While we can’t attribute this campaign to a particular company or government agency, it is obvious those behind the targeting have a stake in getting rid of the soda tax, and that points to the beverage industry and their investors and backers in the Mexican government. It is important to point out that Mexico is on record purchasing NSO Group’s services and NSO Group itself asserts it only sells to legitimate government representatives.  But clearly the NSO’s “lawful intercept” services are not being used in Mexico to fight crime or hunt terrorists, unless those who are advocating against obesity are considered criminal terrorists. We feel strongly that both the Mexican and the Israeli governments (the latter approves exports of NSO products) undertake urgent investigations.

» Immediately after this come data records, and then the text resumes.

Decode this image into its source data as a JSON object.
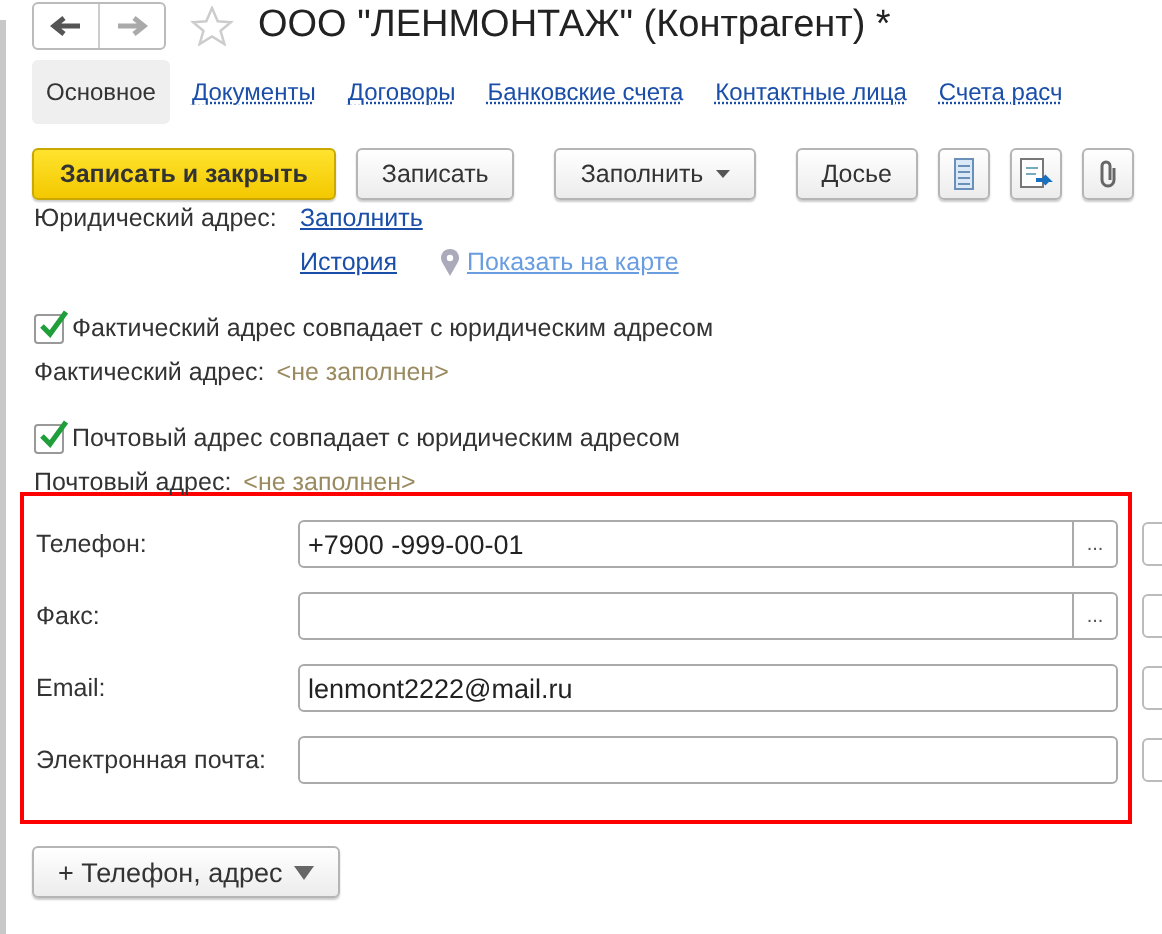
{
  "window": {
    "title": "ООО \"ЛЕНМОНТАЖ\" (Контрагент) *"
  },
  "tabs": [
    {
      "label": "Основное",
      "selected": true
    },
    {
      "label": "Документы",
      "selected": false
    },
    {
      "label": "Договоры",
      "selected": false
    },
    {
      "label": "Банковские счета",
      "selected": false
    },
    {
      "label": "Контактные лица",
      "selected": false
    },
    {
      "label": "Счета расч",
      "selected": false
    }
  ],
  "toolbar": [
    {
      "kind": "primary",
      "label": "Записать и закрыть"
    },
    {
      "kind": "plain",
      "label": "Записать"
    },
    {
      "kind": "dropdown",
      "label": "Заполнить"
    },
    {
      "kind": "plain",
      "label": "Досье"
    },
    {
      "kind": "list-icon"
    },
    {
      "kind": "report-icon"
    },
    {
      "kind": "clip-icon"
    }
  ],
  "legal_address": {
    "label": "Юридический адрес:",
    "fill_link": "Заполнить",
    "history_link": "История",
    "map_link": "Показать на карте"
  },
  "address_options": [
    {
      "checkbox": "Фактический адрес совпадает с юридическим адресом",
      "checked": true,
      "label": "Фактический адрес:",
      "value": "<не заполнен>"
    },
    {
      "checkbox": "Почтовый адрес совпадает с юридическим адресом",
      "checked": true,
      "label": "Почтовый адрес:",
      "value": "<не заполнен>"
    }
  ],
  "contacts": [
    {
      "label": "Телефон:",
      "value": "+7900 -999-00-01",
      "select_button": "..."
    },
    {
      "label": "Факс:",
      "select_button": "..."
    },
    {
      "label": "Email:",
      "value": "lenmont2222@mail.ru"
    },
    {
      "label": "Электронная почта:"
    }
  ],
  "add_button": {
    "label": "+ Телефон, адрес"
  }
}
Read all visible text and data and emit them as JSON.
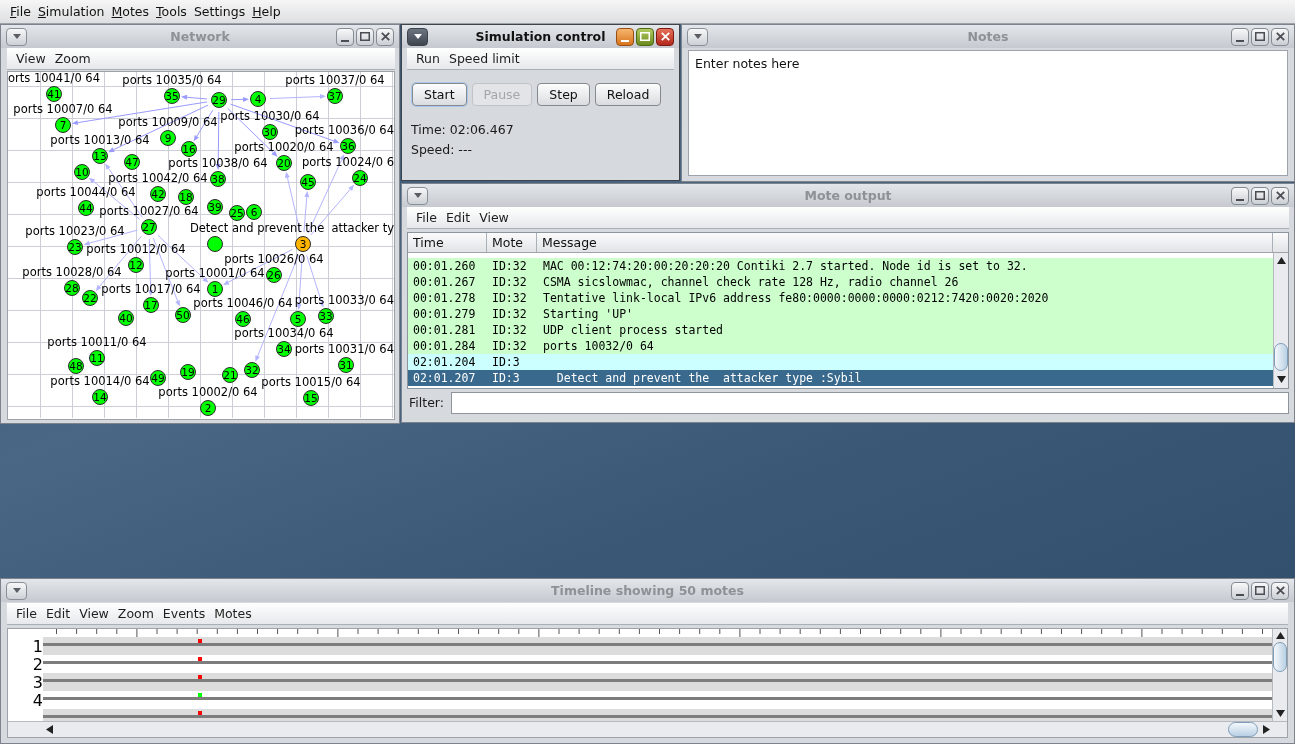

Finally, our report shows the value of careful documentation of suspicious incidents, and ongoing engagement between researchers, civil society organizations, and those who are targeted by malicious actors who wish to do harm.  The epidemic of targeted digital attacks facing civil society will require an all-of-society defence.  The cooperation shown on this investigation by Citizen Lab researchers, Access, R3D, and SocialTIC is a model of how it can be done.